Et puis, même durant ces années-là, il leur arrivait de s'éveiller au milieu d'une belle journée d'octobre avec un vol d'oiseaux au-dessus de la rivière. Ou encore dans ce jour de grands froids: en rentrant, Nikolaï vit Anna près de la fenêtre, une main sur le berceau de leur deuxième enfant, et l'autre tenant un livre. Il s'approcha, s'assit à côté d'elle, tout engourdi de vent glacé, jeta un coup d'œil sur les pages. C'était un livre étranger, Anna ne faisait que regarder les images, des hommes et des femmes dans leurs habits amples à la mode ancienne, des villes inconnues. On trouvait encore dans les maisons du village ces volumes éparpillés de la bibliothèque du comte Dolchanski et, faute de pouvoir les lire, on s'en servait pour attiser le feu ou rouler une cigarette. «Ça, même si tu me demandais, je ne pourrais pas te l'apprendre!» dit-il en riant, le doigt glissant sur les caractères énigmatiques. Anna sourit, mais d'un air un peu lointain comme si elle était en train de chercher un mot oublié… Il y avait un calme infini dans leur isba à cet instant-là. L'enfant dormait, le feu sifflotait doucement dans le poêle, la fenêtre toute recouverte de glace flambait des mille granules écarlates d'un soleil bas. Cette clarté, ce silence étaient suffisants pour vivre. Tout le reste était un mauvais songe. Discours, voix haineuses parlant du bonheur, peur de ne pas être assez dur, de ne pas se montrer assez heureux, assez haineux envers les ennemis, peur, peur, peur… Tandis que la vie n'avait besoin que de ces minutes du couchant d'hiver, dans une pièce protégée par le silence de cette femme penchée au-dessus de l'enfant endormie.

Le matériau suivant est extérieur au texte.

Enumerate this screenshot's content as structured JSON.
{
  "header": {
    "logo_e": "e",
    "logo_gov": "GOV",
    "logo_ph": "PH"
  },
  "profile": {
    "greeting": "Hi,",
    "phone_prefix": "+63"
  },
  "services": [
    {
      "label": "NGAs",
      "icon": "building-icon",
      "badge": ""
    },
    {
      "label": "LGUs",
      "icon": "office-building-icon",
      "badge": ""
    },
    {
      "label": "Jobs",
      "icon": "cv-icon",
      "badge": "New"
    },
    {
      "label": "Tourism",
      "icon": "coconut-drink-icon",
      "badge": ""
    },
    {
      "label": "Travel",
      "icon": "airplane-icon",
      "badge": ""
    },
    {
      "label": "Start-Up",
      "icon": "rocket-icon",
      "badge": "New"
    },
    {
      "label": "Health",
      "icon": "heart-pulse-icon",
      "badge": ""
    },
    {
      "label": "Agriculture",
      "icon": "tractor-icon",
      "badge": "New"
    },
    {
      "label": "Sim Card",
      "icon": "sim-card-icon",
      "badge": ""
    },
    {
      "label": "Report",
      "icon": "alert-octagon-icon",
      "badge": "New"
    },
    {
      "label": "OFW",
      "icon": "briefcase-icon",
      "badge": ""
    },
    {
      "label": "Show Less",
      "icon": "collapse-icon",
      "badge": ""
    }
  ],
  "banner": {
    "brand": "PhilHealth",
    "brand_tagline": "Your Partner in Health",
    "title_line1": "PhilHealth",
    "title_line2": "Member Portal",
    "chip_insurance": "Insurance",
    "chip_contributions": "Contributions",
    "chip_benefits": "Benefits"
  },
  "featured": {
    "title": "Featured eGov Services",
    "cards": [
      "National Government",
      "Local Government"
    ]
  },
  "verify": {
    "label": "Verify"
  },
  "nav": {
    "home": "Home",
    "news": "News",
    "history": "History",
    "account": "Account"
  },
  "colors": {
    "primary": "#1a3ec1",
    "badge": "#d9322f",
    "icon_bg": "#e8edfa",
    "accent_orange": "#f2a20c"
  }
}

Requiem pour l'Est - pic_11.jpg

Comme dans un mauvais songe, des changements arrivaient en se bousculant, en se contredisant, en rendant vaine toute envie de comprendre. Par une nuit d'été, dans un fenil, Batoum mourut au milieu d'un incendie parti de son mégot. Sa maîtresse se sauva. Lui, trop ivre, s'embrouilla dans les bottes de foin. Comment pouvait-on comprendre ça? L'homme qui avait poussé à la mort tant de monde avait péri comme un simple poivrot de village en provoquant presque de la pitié. Les kolkhoziens ne comprenaient pas… Carassin se maria au chef-lieu et y resta avec son épouse, une femme à l'énorme poitrine et qui dépassait d'une tête son mari. Cette masse de chair sembla engloutir ce révolutionnaire roux avec son excitation et ses rancunes. On les vit ensemble: il ressemblait à un petit fonctionnaire paisible et portait dans un filet une bouteille de lait et des craquelins… Les habitants de Dolchanka haussaient les épaules. Le camarade Krasny fit une carrière rapide dans j'appareil du Parti. On vit son nom apparaître plusieurs fois dans le journal de la ville, précédé de son nouveau titre – et la dernière fois sans ce titre, mais avec une mention devenue courante: «traître démasqué, caudataire de la bourgeoisie, espion à la solde des impérialistes». Ceux qui l'avaient connu à Dolchanka se demandaient pourquoi il avait fallu plus de dix ans pour le «démasquer». D'ailleurs, il y avait déjà au village toute une génération de jeunes à qui les noms de ces activistes des années vingt ne disaient plus rien en cette année 1936.